Air mata jatuh di pipi Minea. “Kalian akan dalam bahaya…”

“Kami tahu,” jawab Licht, menyeka air matanya dengan ibu jari. Ia memaksakan senyum. “Tapi yang lainnya tidak ingin kehilanganmu.”

Tiba-tiba, sayap putih mengepak. Seekor merpati terbang melintas di atas kepala mereka—seperti pertanda dari langit yang tak lagi memihak.

Langkah Ibu Marie terdengar kembali. Ia muncul dari ujung gang, napasnya sedikit terengah. “Ayo,” ajaknya. Mereka mengangguk, melangkah mengikuti sosok yang telah menjadi ibu bagi mereka semua.

Cahaya bulan menyusup lewat celah bangunan, menyoroti wajah Ibu Marie saat ia berhenti di mulut gang. Ia membuka mulut.

“Kita akan pergi ke H—”

SRAK!

Seketika itu, dunia menjadi hening.

Sebuah pedang menembus dari punggung Ibu Marie hingga ke dadanya. Darah menetes, mengalir membasahi ujung jubahnya. Matanya membelalak, tubuhnya bergetar.

“P-pergi… cepat…” bisiknya, menahan rasa sakit yang tak tergambarkan.

Licht terpaku. Nafasnya tercekat melihat darah yang menetes dari wanita yang ia panggil ‘ibu’. Tubuhnya bergetar, begitu juga Minea yang masih dalam pelukannya.

Di balik tubuh Marie, muncul siluet gelap. Seorang pria. Seakan baru saja muncul dari ketiadaan.

Ia mengenakan mantel kulit hitam panjang, dengan lencana kerajaan Misty Flores tersemat di dada. Rambutnya merah gelap, wajahnya dingin dan tajam seperti bayangan pembunuh yang ditakdirkan untuk malam-malam berdarah.

“Lioren…” gumam Licht, nyaris tak percaya.

“Maafkan ibu…” bisik Marie lirih. Pedang ditarik dari tubuhnya. Darah menyembur. Ia terjatuh perlahan, dan sebelum napas terakhirnya lepas, ia tersenyum pada Licht untuk terakhir kalinya.

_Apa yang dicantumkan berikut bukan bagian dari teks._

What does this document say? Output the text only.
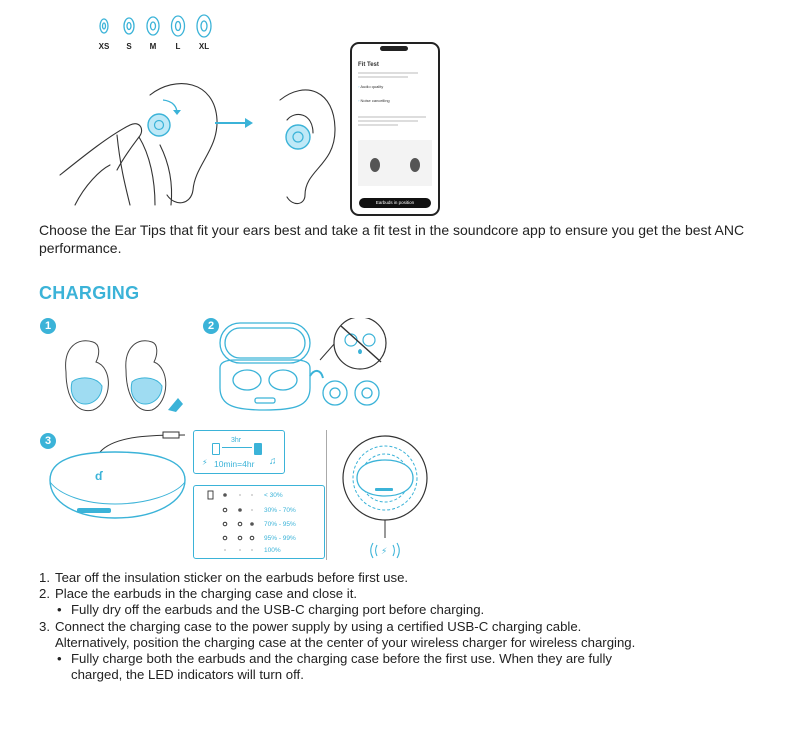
XS	S	M	L	XL
Fit Test
◦ Audio quality
◦ Noise cancelling
Earbuds in position
Choose the Ear Tips that fit your ears best and take a fit test in the soundcore app to ensure you get the best ANC performance.
CHARGING
1	2
3
ɗ
3hr
⚡ 10min=4hr ♫
< 30%
30% - 70%
70% - 95%
95% - 99%
100%	⚡
1. Tear off the insulation sticker on the earbuds before first use.
2. Place the earbuds in the charging case and close it.
• Fully dry off the earbuds and the USB-C charging port before charging.
3. Connect the charging case to the power supply by using a certified USB-C charging cable.
Alternatively, position the charging case at the center of your wireless charger for wireless charging.
• Fully charge both the earbuds and the charging case before the first use. When they are fully
charged, the LED indicators will turn off.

Tanpa berpikir panjang, Licht menarik tangan Lisshie dan Minea, menutup mata Ruvein dengan paksa.

“Mereka harus selamat… mereka harus selamat…” mantra itu hanya ada dalam hatinya.

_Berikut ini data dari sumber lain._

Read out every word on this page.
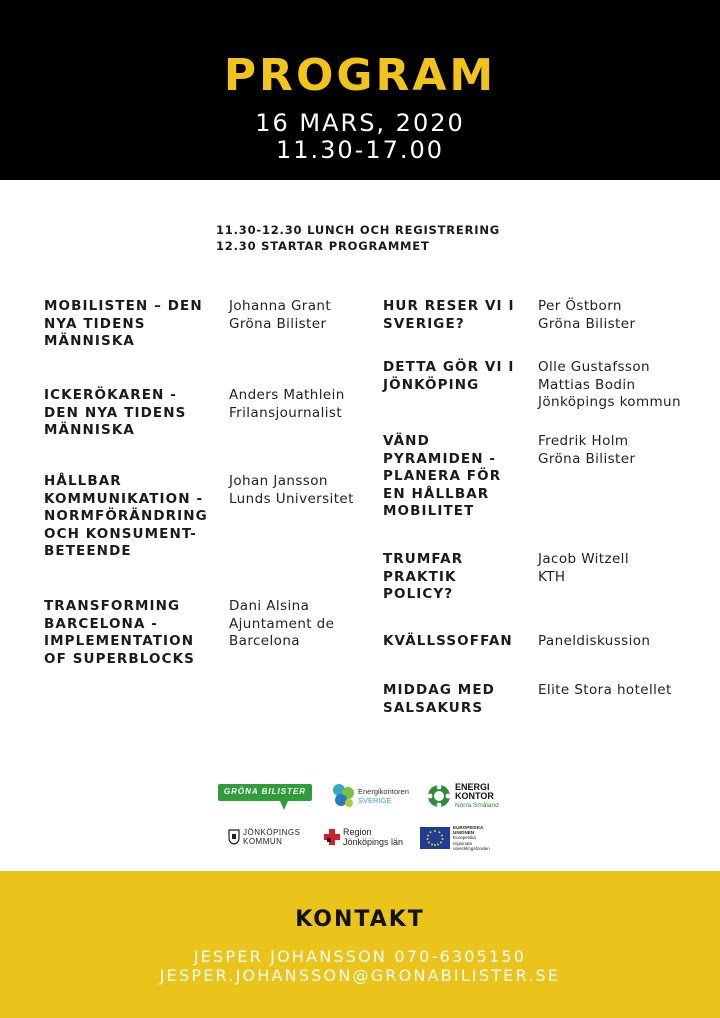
PROGRAM
16 MARS, 2020
11.30-17.00
11.30-12.30 LUNCH OCH REGISTRERING
12.30 STARTAR PROGRAMMET
MOBILISTEN – DEN
NYA TIDENS
MÄNNISKA
Johanna Grant
Gröna Bilister
ICKERÖKAREN -
DEN NYA TIDENS
MÄNNISKA
Anders Mathlein
Frilansjournalist
HÅLLBAR
KOMMUNIKATION -
NORMFÖRÄNDRING
OCH KONSUMENT-
BETEENDE
Johan Jansson
Lunds Universitet
TRANSFORMING
BARCELONA -
IMPLEMENTATION
OF SUPERBLOCKS
Dani Alsina
Ajuntament de
Barcelona
HUR RESER VI I
SVERIGE?
Per Östborn
Gröna Bilister
DETTA GÖR VI I
JÖNKÖPING
Olle Gustafsson
Mattias Bodin
Jönköpings kommun
VÄND
PYRAMIDEN -
PLANERA FÖR
EN HÅLLBAR
MOBILITET
Fredrik Holm
Gröna Bilister
TRUMFAR
PRAKTIK
POLICY?
Jacob Witzell
KTH
KVÄLLSSOFFAN Paneldiskussion
MIDDAG MED
SALSAKURS
Elite Stora hotellet
GRÖNA BILISTER	Energikontoren
SVERIGE
ENERGI
KONTOR
Norra Småland
JÖNKÖPINGS
KOMMUN
Region
Jönköpings län
EUROPEISKA
UNIONEN
Europeiska
regionala
utvecklingsfonden
KONTAKT
JESPER JOHANSSON 070-6305150
JESPER.JOHANSSON@GRONABILISTER.SE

Mereka melarikan diri, membelah lorong-lorong pengap dan sempit seperti tikus yang dikejar predator.

Sang Lioren hanya berdiri, membiarkan mereka lari. Ia melirik tubuh Marie yang bersimbah darah, ekspresinya kosong... namun dalam. Sulit dijelaskan apakah itu penyesalan atau sekadar kepasrahan.

Pria itu menyentuh alat komunikasi di sakunya.

“Mereka pergi ke barat,” lapornya dingin.

Namun suara pelan menyusul dari bawah.

“Dabin…” panggil suster marie setelah mengenali suara pria tersebut.

Ia membeku. Perlahan berjongkok.

“Kenapa kau melakukan hal ini, Marie?” tanyanya lirih.

“Aku…” Marie terbatuk darah. “...ingin mereka hidup… lebih lama…” Ia tersenyum lemah. “Bisakah… kau tak menyakiti mereka?”

Dabin menggeleng pelan. “Maaf. Aku tak bisa… aku hanya menjalankan tugas. Maaf, Marie.”

Dengan sisa nafasnya, Marie membalas, “Kau… tidak berubah… sama sekali…”

Nafasnya menghilang bersama angin malam. Dabin memejamkan mata. Ia mengangkat tubuh wanita yang dulu mungkin lebih dari sekadar teman. Ia sandarkan Marie ke dinding, dalam diam yang tak akan bisa diampuni oleh siapa pun.